Cantrell earned an associate of arts in music and English as well as a teaching certificate from ENMU three years after its 1934 opening.
At the time of her graduation, the school was called Eastern New Mexico Junior College, and she was Lois Black.
“It was a very happy two years for me out here,” Cantrell said. “I really enjoyed it.”
Cantrell’s connection with Portales began when she was 6 years old. Her family moved to town for her father’s health, but returned to Kansas a year later.
However, Cantrell’s brother, Ralph Black, kept in touch with friends in Portales. As an adult, he moved back to open a printing shop and take classes at the junior college, which was also one of his customers.
Black offered to help his sister if she moved from Kiowa, Kan., to Portales and went to school.
Because of The Great Depression, Cantrell had already delayed her education for two years after finishing high school, She took the opportunity her brother offered.
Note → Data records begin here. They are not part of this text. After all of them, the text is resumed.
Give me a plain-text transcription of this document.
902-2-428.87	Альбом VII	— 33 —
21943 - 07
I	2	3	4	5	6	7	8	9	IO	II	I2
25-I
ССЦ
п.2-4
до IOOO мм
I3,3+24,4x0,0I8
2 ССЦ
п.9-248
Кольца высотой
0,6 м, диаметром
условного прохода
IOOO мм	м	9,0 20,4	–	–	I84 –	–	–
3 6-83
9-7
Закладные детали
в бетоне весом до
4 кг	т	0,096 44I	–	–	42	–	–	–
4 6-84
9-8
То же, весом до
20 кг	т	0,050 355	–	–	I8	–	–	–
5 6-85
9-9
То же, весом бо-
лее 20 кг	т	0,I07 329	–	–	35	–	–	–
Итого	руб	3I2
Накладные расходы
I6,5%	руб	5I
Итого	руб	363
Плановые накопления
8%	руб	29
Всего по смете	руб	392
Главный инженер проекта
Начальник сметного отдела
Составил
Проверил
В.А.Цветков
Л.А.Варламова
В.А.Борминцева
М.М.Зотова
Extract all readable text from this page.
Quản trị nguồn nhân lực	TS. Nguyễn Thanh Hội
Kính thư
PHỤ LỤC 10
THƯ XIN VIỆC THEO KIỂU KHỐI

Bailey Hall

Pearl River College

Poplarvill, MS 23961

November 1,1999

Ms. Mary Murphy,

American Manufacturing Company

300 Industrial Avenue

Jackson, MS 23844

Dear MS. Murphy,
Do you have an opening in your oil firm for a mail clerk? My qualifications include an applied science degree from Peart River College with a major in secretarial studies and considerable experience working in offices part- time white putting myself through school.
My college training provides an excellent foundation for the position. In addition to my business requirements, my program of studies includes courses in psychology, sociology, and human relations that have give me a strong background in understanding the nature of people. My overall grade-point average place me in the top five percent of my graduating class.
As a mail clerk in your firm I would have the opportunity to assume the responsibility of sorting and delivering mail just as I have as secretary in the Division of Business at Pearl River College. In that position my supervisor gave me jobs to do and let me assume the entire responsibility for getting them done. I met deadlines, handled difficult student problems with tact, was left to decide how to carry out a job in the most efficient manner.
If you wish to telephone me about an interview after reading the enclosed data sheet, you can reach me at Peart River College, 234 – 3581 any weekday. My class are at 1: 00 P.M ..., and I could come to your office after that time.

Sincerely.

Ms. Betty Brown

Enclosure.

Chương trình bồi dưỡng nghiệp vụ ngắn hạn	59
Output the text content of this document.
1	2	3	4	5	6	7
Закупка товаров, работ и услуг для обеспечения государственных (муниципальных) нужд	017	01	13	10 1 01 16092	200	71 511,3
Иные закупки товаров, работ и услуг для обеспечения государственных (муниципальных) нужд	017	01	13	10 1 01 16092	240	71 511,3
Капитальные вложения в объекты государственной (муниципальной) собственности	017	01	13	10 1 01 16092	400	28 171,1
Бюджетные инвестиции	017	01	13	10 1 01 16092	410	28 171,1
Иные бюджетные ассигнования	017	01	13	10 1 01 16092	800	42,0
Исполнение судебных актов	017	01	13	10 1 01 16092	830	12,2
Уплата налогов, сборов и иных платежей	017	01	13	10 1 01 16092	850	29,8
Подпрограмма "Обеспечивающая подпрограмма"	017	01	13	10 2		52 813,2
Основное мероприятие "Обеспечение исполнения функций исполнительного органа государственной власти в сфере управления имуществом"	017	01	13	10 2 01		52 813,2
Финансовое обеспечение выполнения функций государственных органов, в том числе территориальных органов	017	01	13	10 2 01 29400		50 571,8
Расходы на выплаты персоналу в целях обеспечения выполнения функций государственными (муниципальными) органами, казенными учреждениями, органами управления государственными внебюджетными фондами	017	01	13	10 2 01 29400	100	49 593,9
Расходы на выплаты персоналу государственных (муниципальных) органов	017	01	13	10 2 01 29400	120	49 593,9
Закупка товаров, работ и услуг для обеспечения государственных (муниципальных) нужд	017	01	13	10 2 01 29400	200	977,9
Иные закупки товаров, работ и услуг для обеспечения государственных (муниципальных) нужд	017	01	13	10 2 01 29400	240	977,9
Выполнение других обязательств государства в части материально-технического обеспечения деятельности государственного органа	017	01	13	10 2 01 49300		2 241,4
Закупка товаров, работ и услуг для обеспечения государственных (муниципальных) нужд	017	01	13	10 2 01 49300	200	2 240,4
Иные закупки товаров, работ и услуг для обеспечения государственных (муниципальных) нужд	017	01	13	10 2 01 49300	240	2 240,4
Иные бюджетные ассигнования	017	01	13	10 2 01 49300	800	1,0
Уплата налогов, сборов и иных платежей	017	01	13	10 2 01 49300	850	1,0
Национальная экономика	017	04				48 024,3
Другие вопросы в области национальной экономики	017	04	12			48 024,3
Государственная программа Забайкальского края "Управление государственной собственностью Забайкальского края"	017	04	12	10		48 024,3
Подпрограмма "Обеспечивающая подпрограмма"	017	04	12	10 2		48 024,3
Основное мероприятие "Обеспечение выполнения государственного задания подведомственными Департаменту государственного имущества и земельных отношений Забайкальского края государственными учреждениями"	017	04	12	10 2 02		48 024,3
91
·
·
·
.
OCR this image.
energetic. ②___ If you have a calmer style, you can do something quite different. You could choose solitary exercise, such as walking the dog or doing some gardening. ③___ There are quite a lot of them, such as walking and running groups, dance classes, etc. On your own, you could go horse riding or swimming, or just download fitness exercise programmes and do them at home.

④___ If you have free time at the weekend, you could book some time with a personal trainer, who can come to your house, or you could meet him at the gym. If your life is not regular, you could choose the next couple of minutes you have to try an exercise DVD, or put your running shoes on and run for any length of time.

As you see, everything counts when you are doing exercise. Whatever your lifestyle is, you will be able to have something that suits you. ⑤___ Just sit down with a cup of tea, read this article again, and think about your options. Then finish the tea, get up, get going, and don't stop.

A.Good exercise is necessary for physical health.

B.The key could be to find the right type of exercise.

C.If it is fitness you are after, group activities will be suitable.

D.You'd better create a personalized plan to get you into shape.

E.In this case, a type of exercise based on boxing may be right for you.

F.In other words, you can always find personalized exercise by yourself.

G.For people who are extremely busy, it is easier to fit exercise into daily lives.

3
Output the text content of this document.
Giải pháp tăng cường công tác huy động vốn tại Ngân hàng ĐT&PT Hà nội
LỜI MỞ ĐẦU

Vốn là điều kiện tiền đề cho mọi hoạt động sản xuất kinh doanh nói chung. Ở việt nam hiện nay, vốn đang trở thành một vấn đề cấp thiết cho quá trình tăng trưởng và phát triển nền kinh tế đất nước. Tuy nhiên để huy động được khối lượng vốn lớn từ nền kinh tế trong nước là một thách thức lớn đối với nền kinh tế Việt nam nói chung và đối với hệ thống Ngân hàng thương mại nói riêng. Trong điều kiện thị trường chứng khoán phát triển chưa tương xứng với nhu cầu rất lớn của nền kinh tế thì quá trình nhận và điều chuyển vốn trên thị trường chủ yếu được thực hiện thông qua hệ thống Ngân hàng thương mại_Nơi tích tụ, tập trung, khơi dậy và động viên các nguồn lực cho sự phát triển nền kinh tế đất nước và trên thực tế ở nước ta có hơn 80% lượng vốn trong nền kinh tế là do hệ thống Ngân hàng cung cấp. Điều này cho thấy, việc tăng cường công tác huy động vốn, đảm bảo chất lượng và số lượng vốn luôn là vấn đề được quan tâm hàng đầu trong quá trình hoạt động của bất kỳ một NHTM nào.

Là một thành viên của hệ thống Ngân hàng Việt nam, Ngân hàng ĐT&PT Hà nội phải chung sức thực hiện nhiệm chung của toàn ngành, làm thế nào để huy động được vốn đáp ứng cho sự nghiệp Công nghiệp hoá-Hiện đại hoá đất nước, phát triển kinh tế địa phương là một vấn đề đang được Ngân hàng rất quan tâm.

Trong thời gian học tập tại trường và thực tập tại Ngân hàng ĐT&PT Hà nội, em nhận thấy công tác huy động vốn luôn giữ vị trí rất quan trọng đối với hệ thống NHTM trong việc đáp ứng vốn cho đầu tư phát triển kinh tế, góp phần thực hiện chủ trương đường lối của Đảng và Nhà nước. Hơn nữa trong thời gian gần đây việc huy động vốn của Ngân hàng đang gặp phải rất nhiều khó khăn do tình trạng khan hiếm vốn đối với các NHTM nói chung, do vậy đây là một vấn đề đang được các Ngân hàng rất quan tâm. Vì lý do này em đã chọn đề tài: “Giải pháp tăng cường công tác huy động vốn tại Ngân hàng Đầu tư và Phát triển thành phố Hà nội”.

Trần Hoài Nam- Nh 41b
Cantrell started classes in the summer of 1935 at age 19.
“The first year I was here, I stayed in a private home because there wasn’t any girls dorm,” Cantrell said. “And everybody walked everywhere.”
Few cars were on campus. Students held their assemblies at the Methodist Church.
When Cantrell began attending, the college had an unfinished but usable administration building, plus two temporary buildings. In the fall of Cantrell’s second year, a girls dorm opened.
The Chase student newspaper reported that 412 were enrolled at the junior college in the fall of 1936, according to Black’s unpublished autobiography.
When she first came, Cantrell worked in the school supplies and novelties store her brother and his friend had started.
The next year, the junior college paid her $20 a month as a piano accompanist for whatever production needed her services. Cantrell played for two operas, solos and more.
Cantrell remembers the faculty as friendly and good at their jobs. She learned under piano and played violin in the orchestra under instructor Gillian Buchanan, the namesake of Buchanan Hall in the music building.
“She was a lovely person, and very interested in her students,” Cantrell said of Buchanan.
Cantrell speaks well of the school’s current state.
“I think it’s really done a lot, and the campus I think is beautiful,” she said.